“I can see this might piss you off.”
“Thank you,” I said.
She walked down the driveway toward her car. Then turned around and came back.
“You got some mint leaves to go with that lemonade?” she said.
Ten miles from town was a drive-in theater left over from the 1950s that opened only on Friday and Saturday nights. High school and college kids got crashed on warm beer and reefer and crystal and purple passion, rat-raced up and down the aisles, accidentally tore the speakers from the stanchions or the windows out of their cars when they burned rubber off the embankments, threw water bombs made from condoms into convertibles, fist-fought behind the cinder-block bathrooms, and stuck firecrackers up the tailpipes of cars in which great love affairs were blooming.
Without the dope the drive-in theater would have been little different in ambiance from its predecessors of four decades ago. In fact, it still had its moments: the smell of foot-long hot dogs and mustard and chopped onions, the palm trees framed against sunsets that were probably the most glorious in the Western Hemisphere, the scrolled purple and pink neon on the concession stand, the strolling groups of short-hair, fundamentalist kids whose piney-woods innocence seemed to insulate them from all the societal changes taking place around them.
Esmeralda and Lucas parked their pickup truck on the second row, and Lucas went to the concession stand and brought back a large popcorn, two hot dogs, and two Pepsis. Lucas was adjusting the sound on the speaker when a skinny kid in horn-rimmed glasses and cowboy boots and a denim shirt with the tails pulled out of his belt and a wallet chain hanging out of his back pocket stopped five feet from the pickup’s window and started making frantic gestures at him.
“What do you want, J.P.?” Lucas asked.
“Come over here, man,” J.P. said in a whisper, as though Esmeralda couldn’t hear or see him.
“Stop acting like a moron. What is it?” Lucas said.

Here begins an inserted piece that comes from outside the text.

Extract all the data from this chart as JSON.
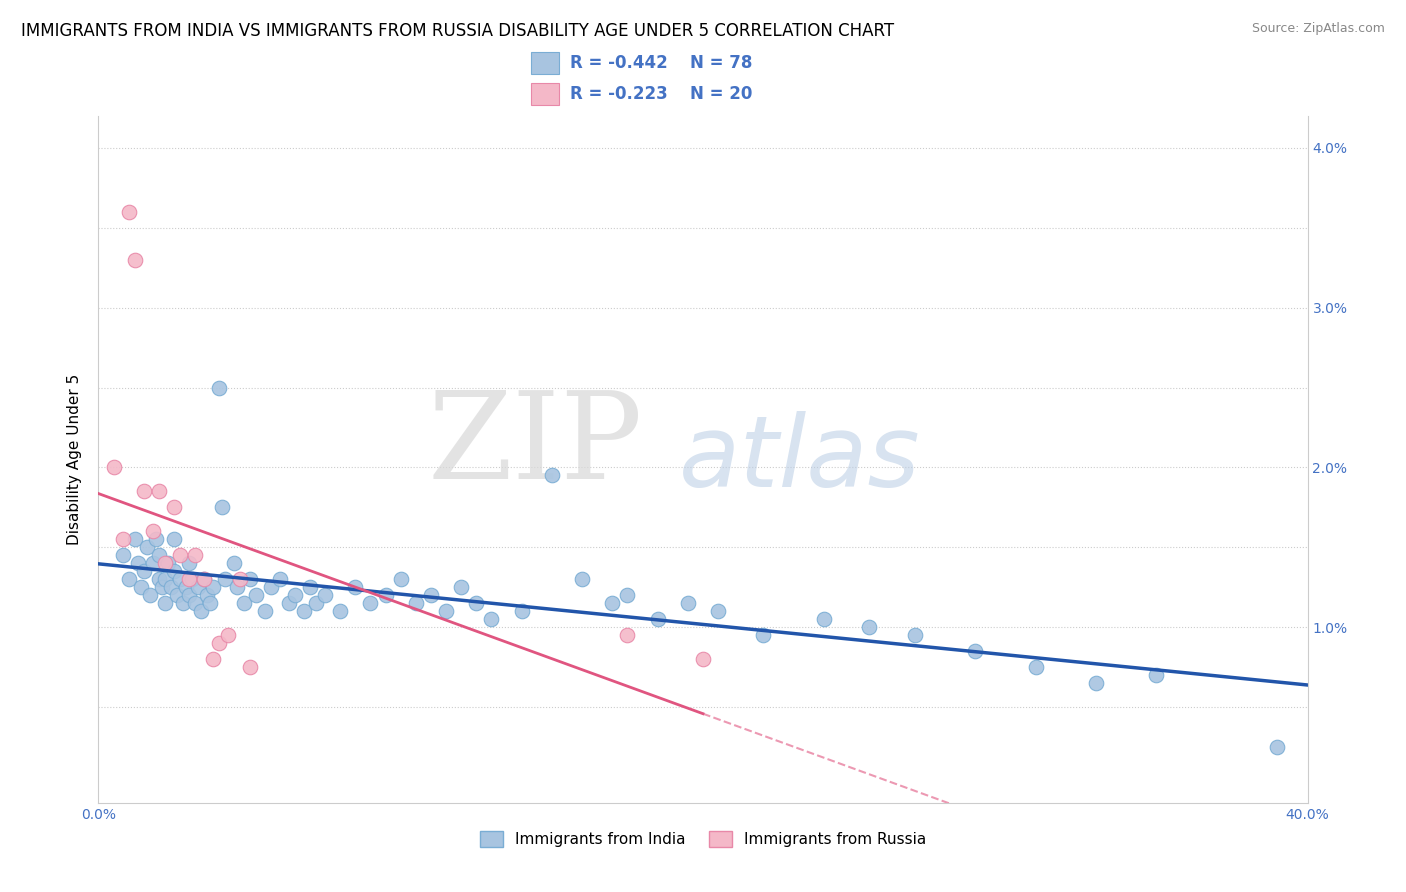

“Jeff’s back there with Rita Summers. He was melting coke in a glass of Jack. The guy’s out there on the edge, man. When you walked by he give you a look, like … Man, I don’t want to even remember it. That dude’s cruel, Lucas.”
“Yeah, thanks, J.P. Don’t worry about it, okay?” Lucas said.

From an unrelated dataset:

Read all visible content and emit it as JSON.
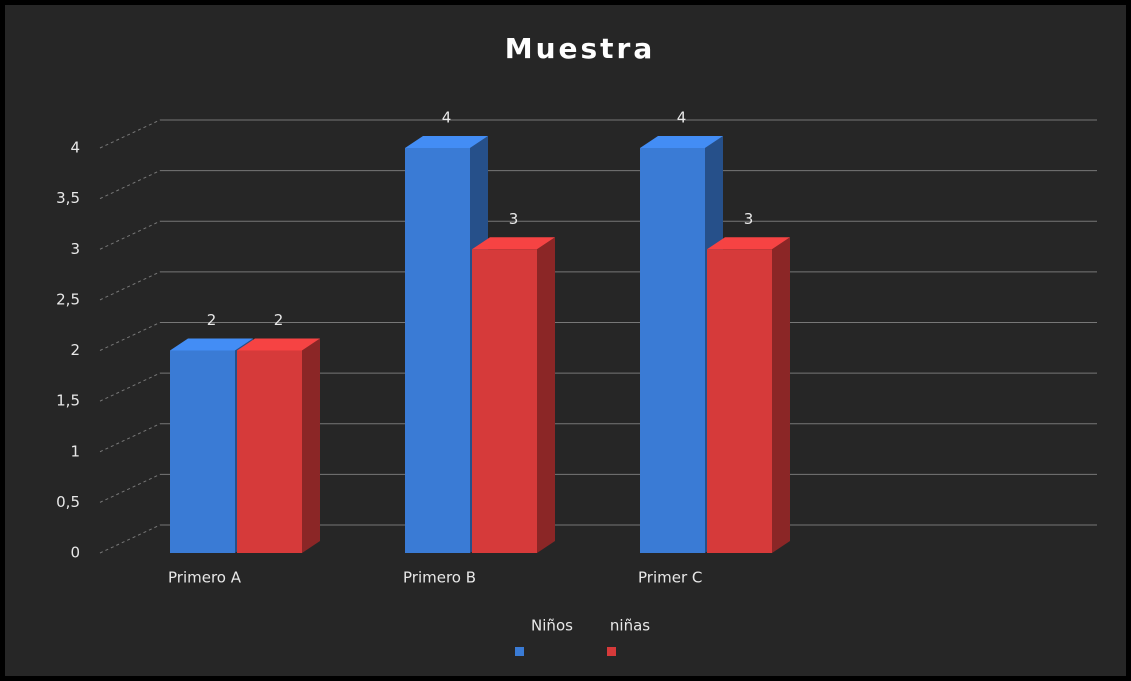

A few minutes later Esmeralda said she was going to the rest room.
“I’ll come with you,” Lucas said.
“No,” she replied.
“You don’t owe Jeff anything. Don’t talk to him,” Lucas said.

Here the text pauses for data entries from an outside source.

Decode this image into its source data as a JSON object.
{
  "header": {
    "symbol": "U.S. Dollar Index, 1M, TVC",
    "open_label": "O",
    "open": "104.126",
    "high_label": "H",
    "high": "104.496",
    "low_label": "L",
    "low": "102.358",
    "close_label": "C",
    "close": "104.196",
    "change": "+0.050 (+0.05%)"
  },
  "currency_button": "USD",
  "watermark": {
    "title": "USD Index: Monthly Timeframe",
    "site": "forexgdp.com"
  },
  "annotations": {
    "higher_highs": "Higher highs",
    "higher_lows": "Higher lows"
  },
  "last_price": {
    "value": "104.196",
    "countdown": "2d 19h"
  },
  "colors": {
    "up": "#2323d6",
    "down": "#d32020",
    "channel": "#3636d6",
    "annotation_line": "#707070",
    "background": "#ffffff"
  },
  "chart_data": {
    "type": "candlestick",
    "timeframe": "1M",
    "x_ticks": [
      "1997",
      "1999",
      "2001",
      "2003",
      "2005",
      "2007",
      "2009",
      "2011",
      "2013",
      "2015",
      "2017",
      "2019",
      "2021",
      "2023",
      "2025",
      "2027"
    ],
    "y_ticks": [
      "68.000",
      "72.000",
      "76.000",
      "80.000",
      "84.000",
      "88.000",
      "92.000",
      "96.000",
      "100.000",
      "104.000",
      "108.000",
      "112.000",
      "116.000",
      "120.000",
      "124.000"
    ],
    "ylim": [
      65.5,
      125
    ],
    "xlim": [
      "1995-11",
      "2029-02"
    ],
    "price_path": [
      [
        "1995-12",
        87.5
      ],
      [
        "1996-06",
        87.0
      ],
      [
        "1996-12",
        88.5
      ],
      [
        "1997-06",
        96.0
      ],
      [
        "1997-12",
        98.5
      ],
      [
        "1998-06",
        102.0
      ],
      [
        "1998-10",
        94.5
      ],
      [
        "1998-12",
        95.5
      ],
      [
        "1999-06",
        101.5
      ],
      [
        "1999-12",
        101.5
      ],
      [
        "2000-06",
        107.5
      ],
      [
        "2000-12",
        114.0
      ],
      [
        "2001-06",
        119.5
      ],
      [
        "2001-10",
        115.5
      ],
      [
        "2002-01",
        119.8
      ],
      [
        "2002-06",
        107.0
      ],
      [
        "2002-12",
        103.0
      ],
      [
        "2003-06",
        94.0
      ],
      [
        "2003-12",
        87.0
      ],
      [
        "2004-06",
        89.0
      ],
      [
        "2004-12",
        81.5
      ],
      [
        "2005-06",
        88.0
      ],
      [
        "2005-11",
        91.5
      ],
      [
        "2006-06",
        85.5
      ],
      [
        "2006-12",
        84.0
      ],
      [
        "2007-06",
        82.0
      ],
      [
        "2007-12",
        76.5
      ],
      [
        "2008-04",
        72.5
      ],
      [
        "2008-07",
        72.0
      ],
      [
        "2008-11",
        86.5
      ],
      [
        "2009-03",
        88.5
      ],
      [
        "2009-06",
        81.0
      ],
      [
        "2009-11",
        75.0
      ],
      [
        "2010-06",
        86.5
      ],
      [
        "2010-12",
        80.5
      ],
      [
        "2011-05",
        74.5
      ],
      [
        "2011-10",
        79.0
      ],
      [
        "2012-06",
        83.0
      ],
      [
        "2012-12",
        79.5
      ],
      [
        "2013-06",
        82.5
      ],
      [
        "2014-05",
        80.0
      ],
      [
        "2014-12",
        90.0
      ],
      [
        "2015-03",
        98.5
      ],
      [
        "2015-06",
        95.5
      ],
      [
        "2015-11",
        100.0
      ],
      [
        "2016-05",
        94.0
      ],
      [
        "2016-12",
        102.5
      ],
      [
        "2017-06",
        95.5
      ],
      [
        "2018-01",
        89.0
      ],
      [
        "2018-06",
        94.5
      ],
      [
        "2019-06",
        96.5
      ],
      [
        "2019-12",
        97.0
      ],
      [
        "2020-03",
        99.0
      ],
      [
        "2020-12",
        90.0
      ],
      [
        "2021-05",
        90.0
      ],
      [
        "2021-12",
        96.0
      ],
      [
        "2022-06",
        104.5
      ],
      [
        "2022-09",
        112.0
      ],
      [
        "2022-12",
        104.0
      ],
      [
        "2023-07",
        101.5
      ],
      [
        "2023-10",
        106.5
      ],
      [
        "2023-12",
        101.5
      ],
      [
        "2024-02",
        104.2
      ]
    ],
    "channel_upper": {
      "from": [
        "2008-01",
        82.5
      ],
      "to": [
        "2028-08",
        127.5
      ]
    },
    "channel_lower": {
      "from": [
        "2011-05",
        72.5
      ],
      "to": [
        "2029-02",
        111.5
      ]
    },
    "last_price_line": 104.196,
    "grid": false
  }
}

She tilted her head and feigned a pout.
“He’s scum, Essie,” Lucas said.
“I’ll be right back. Now stop it,” she said.
She walked toward the concession, right past Jeff’s yellow convertible. She wore a tight white dress with frill around the hem and neckline and scarlet ribbon threaded in and out of the frill. Rita Summers was behind the steering wheel, eating from a paper shell of french fries. Jeff held a tumbler full of bourbon and ice in his hand. His eyes followed Esmeralda, the sway of her hips, the way her hair bounced on her shoulder blades.
He set the tumbler on the dashboard and got out of the car and followed her.
She heard the soles of his loafers crunch on the shale behind her. His face was dilated with booze, his pores grainy with perspiration and heat.
“Go home, Jeff. Get some rest,” she said.
“Dump Smothers. We can get it back together,” he said.
“You need help. Give therapy a try. What have you got to lose, hon? You’d learn a lot about yourself and see things different.”
“Better hear me, Essie. You and Smothers and Ronnie Cross have been sticking it in my face. In front of lots of people. A guy runs out of selections. That’s the way it is. Even Ronnie knows that.”
“I think you’re going to die if you don’t get help.”
“We had a lot going at first. We can have it back. You want me to say it? I never had a girl like you.”
“That’s the problem, Jeff. You collect girls. You don’t love them. You can’t, because you don’t love yourself.”
His eyes were out of focus. He wiped his nose with his wrist. He seemed to lose balance momentarily, then right himself. “I gave you a chance. But you’re just not a listener. It’s the beaner gene. Y’all are uneducable,” he said.